Beckwith's argument is: (See Answering Arguments for Abortion Rights: Part One - The Appeal to Pity)
- Illegal abortions are dangerous (so we must legalize abortion)
- Arguments from economic inequity
- Arguments from population, poverty, and financial burden.
"This is not to minimize the fact that there are tragic circumstances with which our society is all too familiar, such as the poor woman with four small children who has become pregnant by her alcoholic husband. But once again we must ask whether or not the unborn entity is fully human, for hardship does not justify homicide. In such cases, those in the religious and charitable communities should help lend financial and emotional support to the family. And it may be wise — if it is a case of extreme hardship — for the woman to put her baby up for adoption, so that she may give to others the gift of parenthood."

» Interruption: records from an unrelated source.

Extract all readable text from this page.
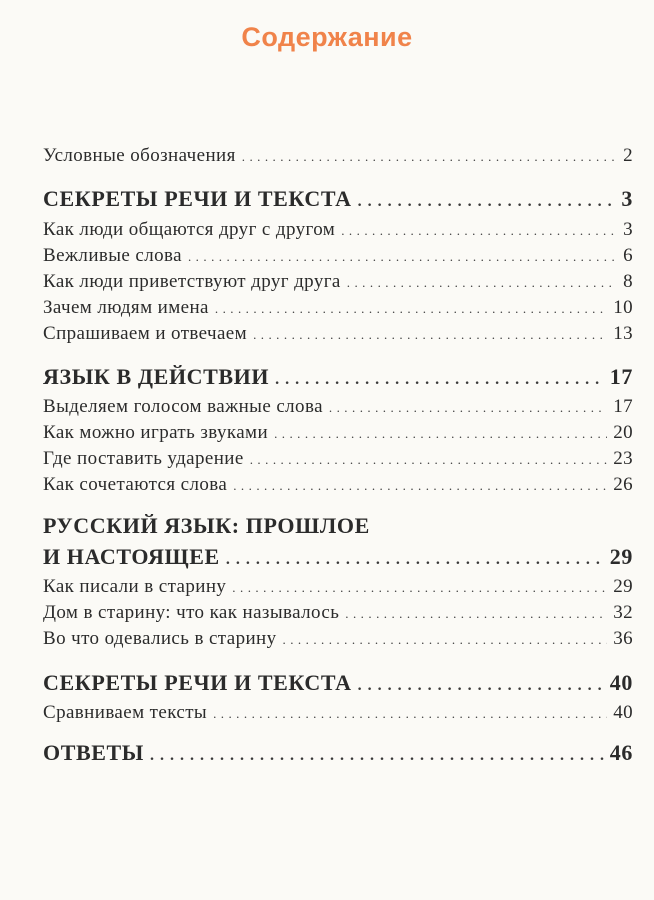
Содержание
Условные обозначения . . .	2
СЕКРЕТЫ РЕЧИ И ТЕКСТА . . .	3
Как люди общаются друг с другом . . .	3
Вежливые слова . . .	6
Как люди приветствуют друг друга . . .	8
Зачем людям имена . . .	10
Спрашиваем и отвечаем . . .	13
ЯЗЫК В ДЕЙСТВИИ . . .	17
Выделяем голосом важные слова . . .	17
Как можно играть звуками . . .	20
Где поставить ударение . . .	23
Как сочетаются слова . . .	26
РУССКИЙ ЯЗЫК: ПРОШЛОЕ
И НАСТОЯЩЕЕ . . .	29
Как писали в старину . . .	29
Дом в старину: что как называлось . . .	32
Во что одевались в старину . . .	36
СЕКРЕТЫ РЕЧИ И ТЕКСТА . . .	40
Сравниваем тексты . . .	40
ОТВЕТЫ . . .	46
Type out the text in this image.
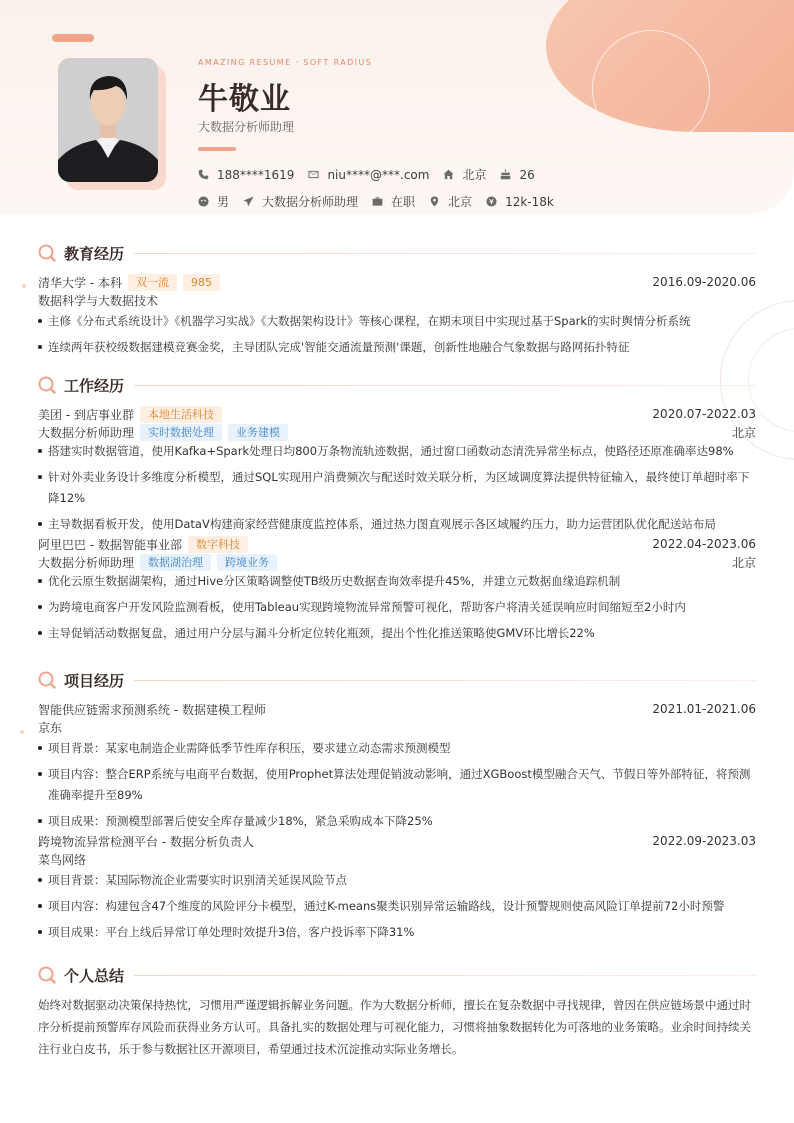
AMAZING RESUME · SOFT RADIUS
牛敬业
大数据分析师助理
188****1619	niu****@***.com	北京	26
男	大数据分析师助理	在职	北京	12k-18k
教育经历
清华大学 - 本科	双一流	985	2016.09-2020.06
数据科学与大数据技术
主修《分布式系统设计》《机器学习实战》《大数据架构设计》等核心课程，在期末项目中实现过基于Spark的实时舆情分析系统
连续两年获校级数据建模竞赛金奖，主导团队完成'智能交通流量预测'课题，创新性地融合气象数据与路网拓扑特征
工作经历
美团 - 到店事业群	本地生活科技	2020.07-2022.03
大数据分析师助理	实时数据处理	业务建模	北京
搭建实时数据管道，使用Kafka+Spark处理日均800万条物流轨迹数据，通过窗口函数动态清洗异常坐标点，使路径还原准确率达98%
针对外卖业务设计多维度分析模型，通过SQL实现用户消费频次与配送时效关联分析，为区域调度算法提供特征输入，最终使订单超时率下降12%
主导数据看板开发，使用DataV构建商家经营健康度监控体系，通过热力图直观展示各区域履约压力，助力运营团队优化配送站布局
阿里巴巴 - 数据智能事业部	数字科技	2022.04-2023.06
大数据分析师助理	数据湖治理	跨境业务	北京
优化云原生数据湖架构，通过Hive分区策略调整使TB级历史数据查询效率提升45%，并建立元数据血缘追踪机制
为跨境电商客户开发风险监测看板，使用Tableau实现跨境物流异常预警可视化，帮助客户将清关延误响应时间缩短至2小时内
主导促销活动数据复盘，通过用户分层与漏斗分析定位转化瓶颈，提出个性化推送策略使GMV环比增长22%
项目经历
智能供应链需求预测系统 - 数据建模工程师	2021.01-2021.06
京东
项目背景：某家电制造企业需降低季节性库存积压，要求建立动态需求预测模型
项目内容：整合ERP系统与电商平台数据，使用Prophet算法处理促销波动影响，通过XGBoost模型融合天气、节假日等外部特征，将预测准确率提升至89%
项目成果：预测模型部署后使安全库存量减少18%，紧急采购成本下降25%
跨境物流异常检测平台 - 数据分析负责人	2022.09-2023.03
菜鸟网络
项目背景：某国际物流企业需要实时识别清关延误风险节点
项目内容：构建包含47个维度的风险评分卡模型，通过K-means聚类识别异常运输路线，设计预警规则使高风险订单提前72小时预警
项目成果：平台上线后异常订单处理时效提升3倍，客户投诉率下降31%
个人总结

始终对数据驱动决策保持热忱，习惯用严谨逻辑拆解业务问题。作为大数据分析师，擅长在复杂数据中寻找规律，曾因在供应链场景中通过时序分析提前预警库存风险而获得业务方认可。具备扎实的数据处理与可视化能力，习惯将抽象数据转化为可落地的业务策略。业余时间持续关注行业白皮书，乐于参与数据社区开源项目，希望通过技术沉淀推动实际业务增长。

- Argument from the deformed child. Beckwtih writes: "This is not to deny that there are tragedies in life and that having a handicapped child is often a difficult burden to undertake. But I think it is important to realize that if the unborn entity is fully human, homicide cannot be justified simply because it relieves one of a terrible burden. Though it may be hard to accept, I believe the following principle is fundamental to correct moral reasoning: it is better to suffer evil rather than to inflict it. If this moral precept were not true, all so-called moral dilemmas would be easily soluble by simply appealing to one's own relief from suffering. But in such a world the antidote would be worse than the poison, for people would then have a right to inflict suffering on another if it relieved them of their own. This would be morally intolerable."